Merril, who studied psychobiology at Western Maryland (now McDaniel) College, realized he needed to create a device that would alert coaches and parents when a player had taken a hit strong enough to give a concussion. But there were some problems that they had to work through to make this device as user-friendly as possible.
“It requires a battery. And so if you have to charge a battery– fail,” he said. He did not want the lack of a charge to be the reason the system wouldn’t work.
“If you can turn the sensor off? No. Not gonna work.
“So it has to be on all the time, and the battery has to last forever,” Merril said. “These are big challenges.”
He developed a device that uses a separate sensor to detect when it’s in motion or at rest, so it only turns on when it is in motion. The battery lasts one year, and then the team gets new sensors.
Beyond the technical problems of creating the device, the Bethesda-based company has had to fight for its product to gain acceptance from the marketplace. Many Maryland public school systems don’t allow their teams to use helmet sensors, due to concerns about cost and value.
Sports medicine professionals, including the Maryland Athletic Trainers Association, aren’t ready to adopt the sensors yet, either.
“All the research shows these things are not ready to be used in a diagnostic manner,” said Greg Panzcek, president of the Maryland Athletic Trainers Association. He adds that research shows that head injury is individualized, and it’s hard for any device to have a single threshold at which a player might sustain a traumatic brain injury.
Merril said the research points to a larger need for sensors, and that his company addresses those needs. “Research has established the two biggest risk factors for concussion are getting hit hard in the head and getting hit often in the head. Brain Sentry sensors work by measuring both of these factors.”
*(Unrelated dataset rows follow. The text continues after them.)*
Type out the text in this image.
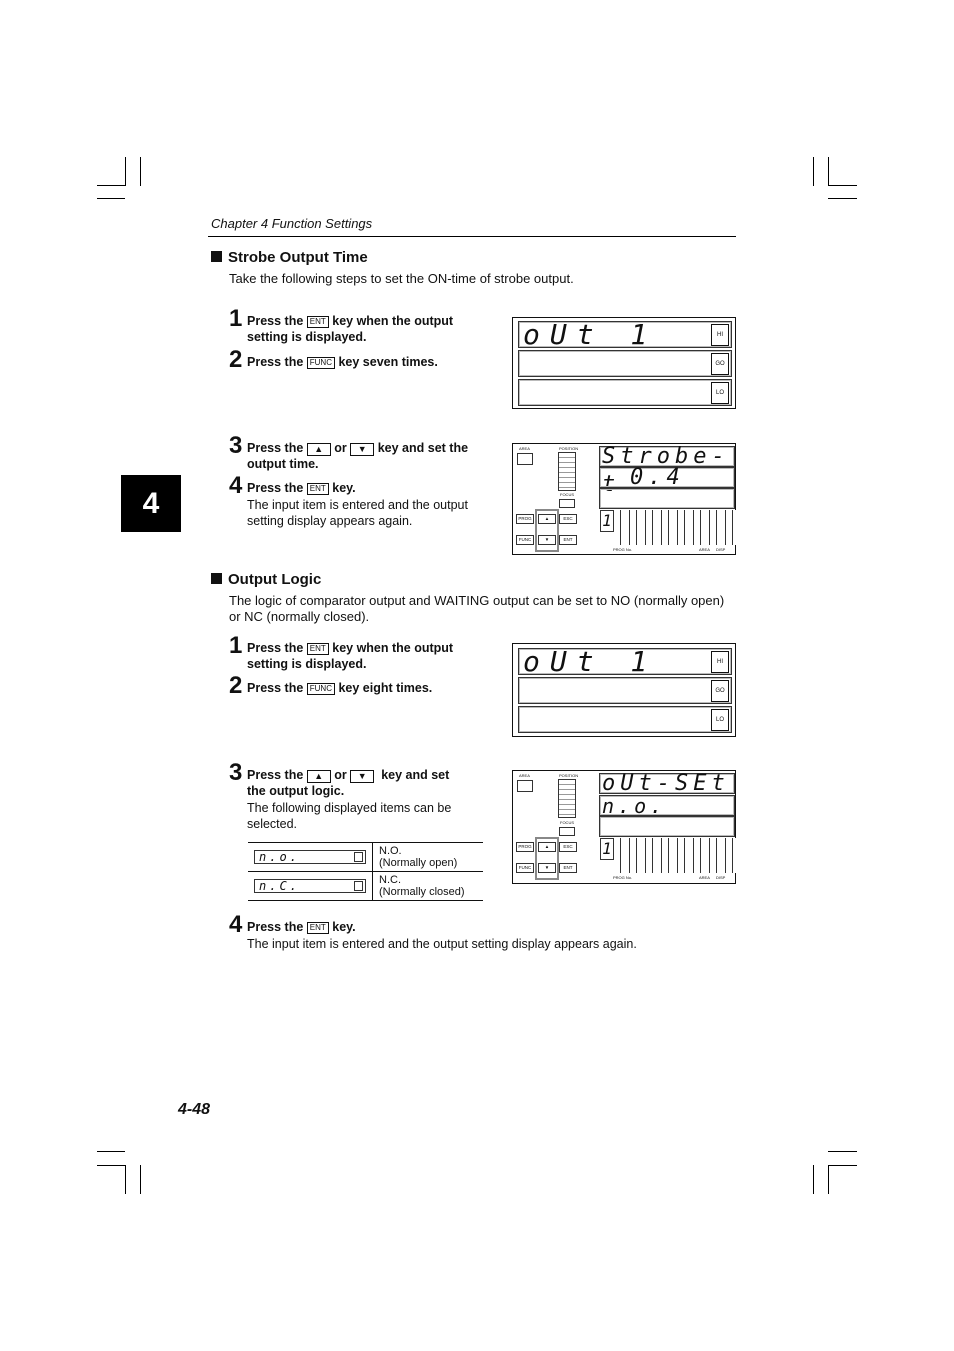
Chapter 4 Function Settings
4
Strobe Output Time
Take the following steps to set the ON-time of strobe output.
1 Press the ENT key when the output
setting is displayed.
2 Press the FUNC key seven times.
oUt 1	HI
GO
LO
3 Press the ▲ or ▼ key and set the
output time.
4 Press the ENT key.
The input item is entered and the output
setting display appears again.
AREA	POSITION
FOCUS
PROG
FUNC
▲
▼
ESC
ENT
Strobe-t 0.4
1
PROG No.	AREA DISP
Output Logic
The logic of comparator output and WAITING output can be set to NO (normally open)
or NC (normally closed).
1 Press the ENT key when the output
setting is displayed.
2 Press the FUNC key eight times.
oUt 1	HI
GO
LO
3 Press the ▲ or ▼ key and set
the output logic.
The following displayed items can be
selected.
n.o.	N.O.
(Normally open)

n.C.	N.C.
(Normally closed)
AREA	POSITION
FOCUS
PROG
FUNC
▲
▼
ESC
ENT
oUt-SEt
n.o.
1
PROG No.	AREA DISP
4 Press the ENT key.
The input item is entered and the output setting display appears again.
4-48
Brain Sentry also faces competition from larger companies that are placing sensors inside new helmets, like helmet manufacturer Riddell. Riddell spokeswoman Erin Griffin said its Insite Impact Response System is based on 10 years of research and, because the sensor is placed inside the helmet, rather than outside, measures head impacts rather than helmet impacts.
Merril said his company took the sensor’s placement on the outside of the helmet into account in the sensor’s threshold algorithm.
He said he intended the product for use primarily in youth football, below the high school level, because he sees those players as the most at risk of serious damage from undiagnosed concussions.
“I think that one of the things that I feel, as an adult, being somewhat responsible for is looking after children. So I feel like there was an opportunity to, for me to play a role in trying to make sports safer for children by addressing what I think is the unsolved piece of concussion management,” Merril said.
One wall in the Brain Sentry office has pictures of kids who have died as a result of a concussion. Merril said they use the wall as inspiration for what they’re doing.
Despite the company focus on youth football, one of their biggest boosts has come from the professional Arena Football League, which requires all helmets to be equipped with a Brain Sentry sensor.
One night, after a professional game in Jacksonville where Brain Sentry was testing a new sensor, Merril was removing the sensors from the helmets of the losing team. He said he ran into the quarterback who told him, “I just want to let you know, what you’re doing is really important, and I really appreciate what you’re doing.”